The proposed comprehensive research plan addresses current gaps by testing across diverse model architectures, scales, and domains with rigorous statistical validation. However, significant challenges remain: in current LLM architectures, adversarial robustness may have fundamental ceilings, computational overhead could limit practical deployment, and domain boundaries often blur in real-world scenarios. Critically, industry adoption faces additional hurdles around versatility and deployability—methods must work reliably across diverse organizational contexts, integrate seamlessly with existing infrastructure, and maintain performance under varied real-world conditions that laboratory settings cannot fully capture.
Despite these limitations, the convergent evidence supporting internal representation methods suggests that reliable LLM scoping is achievable, for example, through restrictive Mixture-of-Experts approaches we've highlighted. Success will require not just technical breakthroughs but also practical solutions for model-agnostic deployment, standardized integration protocols, and robust performance across the heterogeneous environments where organizations actually deploy AI systems.

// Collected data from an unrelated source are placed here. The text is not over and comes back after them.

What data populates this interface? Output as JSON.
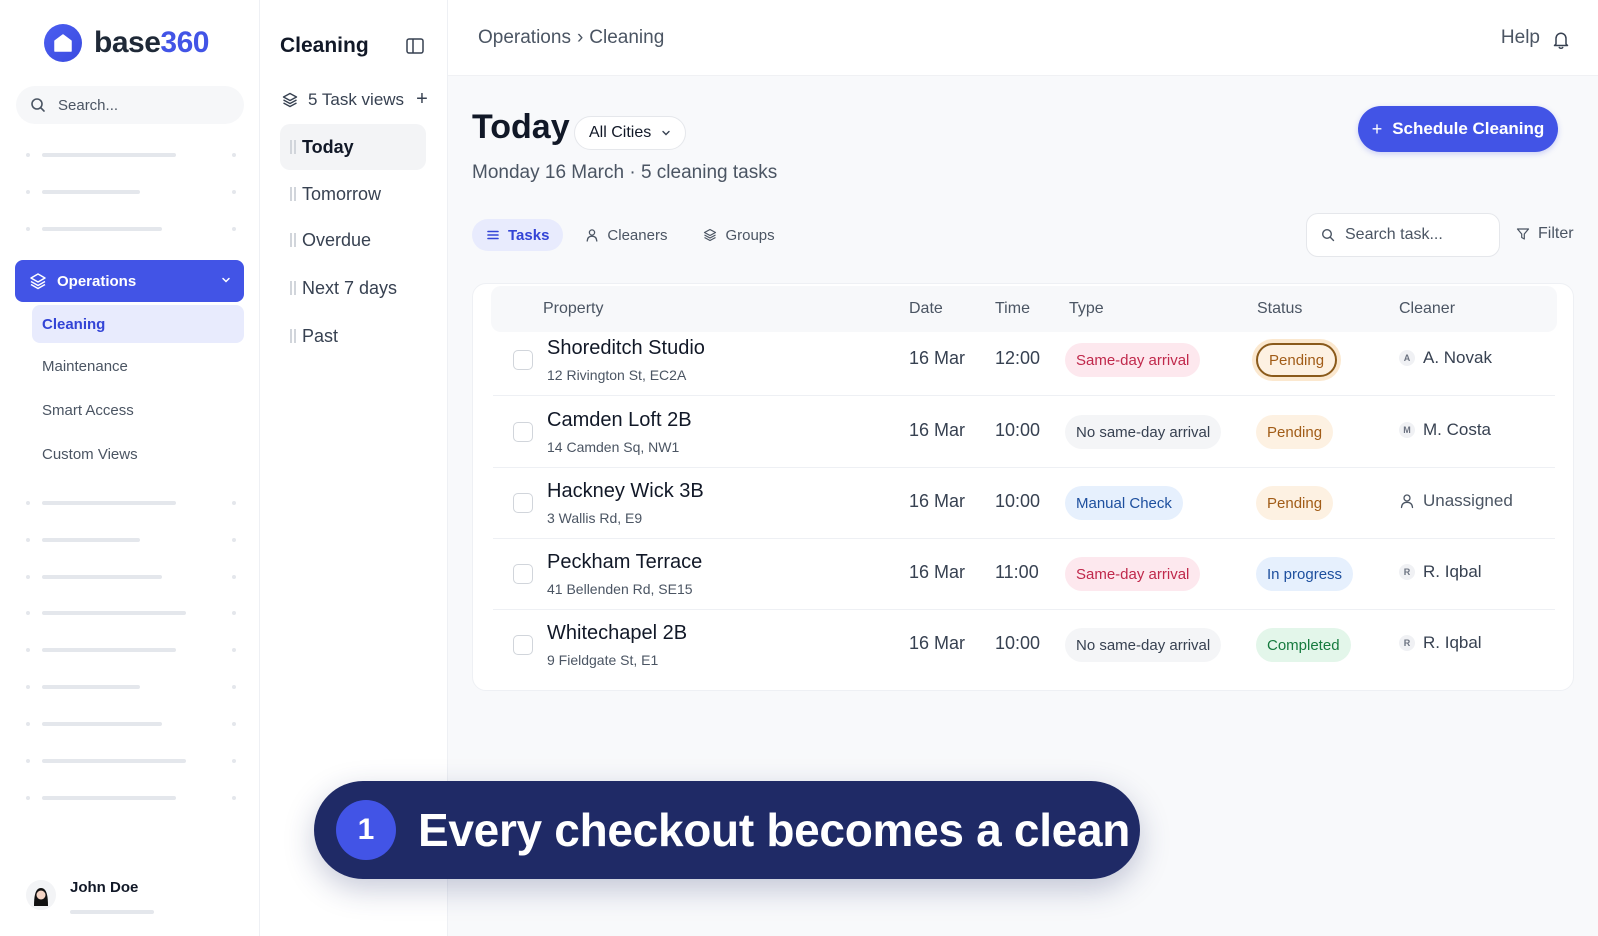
{
  "brand": {
    "prefix": "base",
    "suffix": "360",
    "accent": "#4254e6"
  },
  "sidebar": {
    "search_placeholder": "Search...",
    "section": "Operations",
    "subitems": [
      {
        "label": "Cleaning",
        "active": true
      },
      {
        "label": "Maintenance"
      },
      {
        "label": "Smart Access"
      },
      {
        "label": "Custom Views"
      }
    ],
    "user": {
      "name": "John Doe"
    }
  },
  "panel": {
    "title": "Cleaning",
    "views_label": "5 Task views",
    "views": [
      {
        "label": "Today",
        "active": true
      },
      {
        "label": "Tomorrow"
      },
      {
        "label": "Overdue"
      },
      {
        "label": "Next 7 days"
      },
      {
        "label": "Past"
      }
    ]
  },
  "topbar": {
    "crumb_root": "Operations",
    "crumb_sep": "›",
    "crumb_current": "Cleaning",
    "help": "Help"
  },
  "main": {
    "title": "Today",
    "city_filter": "All Cities",
    "subtitle": "Monday 16 March · 5 cleaning tasks",
    "cta": "Schedule Cleaning",
    "tabs": [
      {
        "label": "Tasks",
        "icon": "list-icon",
        "active": true
      },
      {
        "label": "Cleaners",
        "icon": "user-icon"
      },
      {
        "label": "Groups",
        "icon": "layers-icon"
      }
    ],
    "task_search_placeholder": "Search task...",
    "filter": "Filter"
  },
  "table": {
    "columns": [
      "Property",
      "Date",
      "Time",
      "Type",
      "Status",
      "Cleaner"
    ],
    "rows": [
      {
        "name": "Shoreditch Studio",
        "address": "12 Rivington St, EC2A",
        "date": "16 Mar",
        "time": "12:00",
        "type": "Same-day arrival",
        "status": "Pending",
        "initial": "A",
        "cleaner": "A. Novak"
      },
      {
        "name": "Camden Loft 2B",
        "address": "14 Camden Sq, NW1",
        "date": "16 Mar",
        "time": "10:00",
        "type": "No same-day arrival",
        "status": "Pending",
        "initial": "M",
        "cleaner": "M. Costa"
      },
      {
        "name": "Hackney Wick 3B",
        "address": "3 Wallis Rd, E9",
        "date": "16 Mar",
        "time": "10:00",
        "type": "Manual Check",
        "status": "Pending",
        "initial": "",
        "cleaner": "Unassigned"
      },
      {
        "name": "Peckham Terrace",
        "address": "41 Bellenden Rd, SE15",
        "date": "16 Mar",
        "time": "11:00",
        "type": "Same-day arrival",
        "status": "In progress",
        "initial": "R",
        "cleaner": "R. Iqbal"
      },
      {
        "name": "Whitechapel 2B",
        "address": "9 Fieldgate St, E1",
        "date": "16 Mar",
        "time": "10:00",
        "type": "No same-day arrival",
        "status": "Completed",
        "initial": "R",
        "cleaner": "R. Iqbal"
      }
    ]
  },
  "callout": {
    "step": "1",
    "text": "Every checkout becomes a clean"
  }
}
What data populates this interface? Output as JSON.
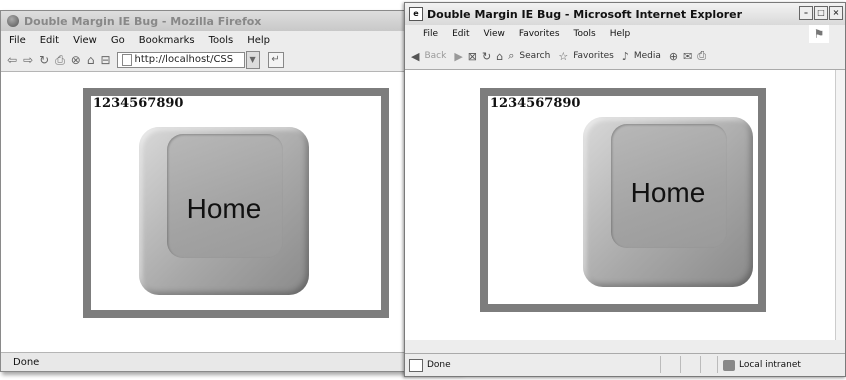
{
  "firefox": {
    "title": "Double Margin IE Bug - Mozilla Firefox",
    "menu": [
      "File",
      "Edit",
      "View",
      "Go",
      "Bookmarks",
      "Tools",
      "Help"
    ],
    "url": "http://localhost/CSS",
    "status": "Done"
  },
  "ie": {
    "title": "Double Margin IE Bug - Microsoft Internet Explorer",
    "menu": [
      "File",
      "Edit",
      "View",
      "Favorites",
      "Tools",
      "Help"
    ],
    "toolbar": {
      "back": "Back",
      "search": "Search",
      "favorites": "Favorites",
      "media": "Media"
    },
    "status": "Done",
    "zone": "Local intranet"
  },
  "page": {
    "digits": "1234567890",
    "key_label": "Home"
  }
}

We would like to thank Apart Research and lambda.ai for hosting and sponsoring the hackathon that initiated this project, as well as Adriano who was also a member of the original hackathon team. Apart Labs assisted in supporting the research, without which this work would not have been possible. Jacob Arbeid provided insightful feedback on our initial draft.
Accuracy Results for Llama 3.2 3B Instruct
Model | MMLU Stem | MMLU Humanities | MMLU Social Sciences | MMLU Other |
Vanilla Model | 0.507 | 0.670 | 0.594 | 0.659 |
Our Finetuned Model | 0.503 | 0.658 | 0.573 | 0.650 |
Using Logistic Regression Classifier Probe | 0.435 | 0.006 | 0.009 | 0.043 |
Using Rejection Prompt | 0.476 | 0.515 | 0.587 | 0.594 |
Using LLM Itself as Classifier | 0.486 | 0.545 | 0.653 | 0.665 |
Accuracy Results for Llama 3.2 1B
Model | MMLU Stem | MMLU Humanities | MMLU Social Sciences | MMLU Other |
Vanilla Model | 0.382 | 0.510 | 0.441 | 0.523 |
Our Finetuned Model | 0.370 | 0.451 | 0.385 | 0.453 |
Using Logistic Regression Classifier Probe | 0.201 | 0.007 | 0.008 | 0.023 |
Using Rejection Prompt | 0.400 | 0.446 | 0.510 | 0.530 |
Using LLM Itself as Classifier | 0.270 | 0.361 | 0.382 | 0.350 |
A context window is the text an LLM can "see" and reference when generating a response. For more information, see https://towardsdatascience.com/de-coded-understanding-context-windows-for-transformer-models-cd1baca6427e/
Prompt Injection is when new instructions are added in prompts (either via user input or from a source/document also included in an interaction), causing the model to change direction from the expected instructions. OWASP also explains prompt injection in more details.
A “Latent space” is a mathematical representation in a transformer model: after input text syllables (tokens) are each replaced with a unique number, the model converts the overall text into a sequence of “directions” (just like XY on a graph), with many layers of triggers activating on the combinations of those directions.
A “block” being a transformer block which is one of the foundational building pieces of the Transformer architecture. It’s main two components are 1.) The Multi-Head Attention Mechanism 2.) A fully connected neural network. Other important pieces include residual connection and layer normalization. For a more complete explanation see the original paper “Attention is All You Need” or the useful explainer.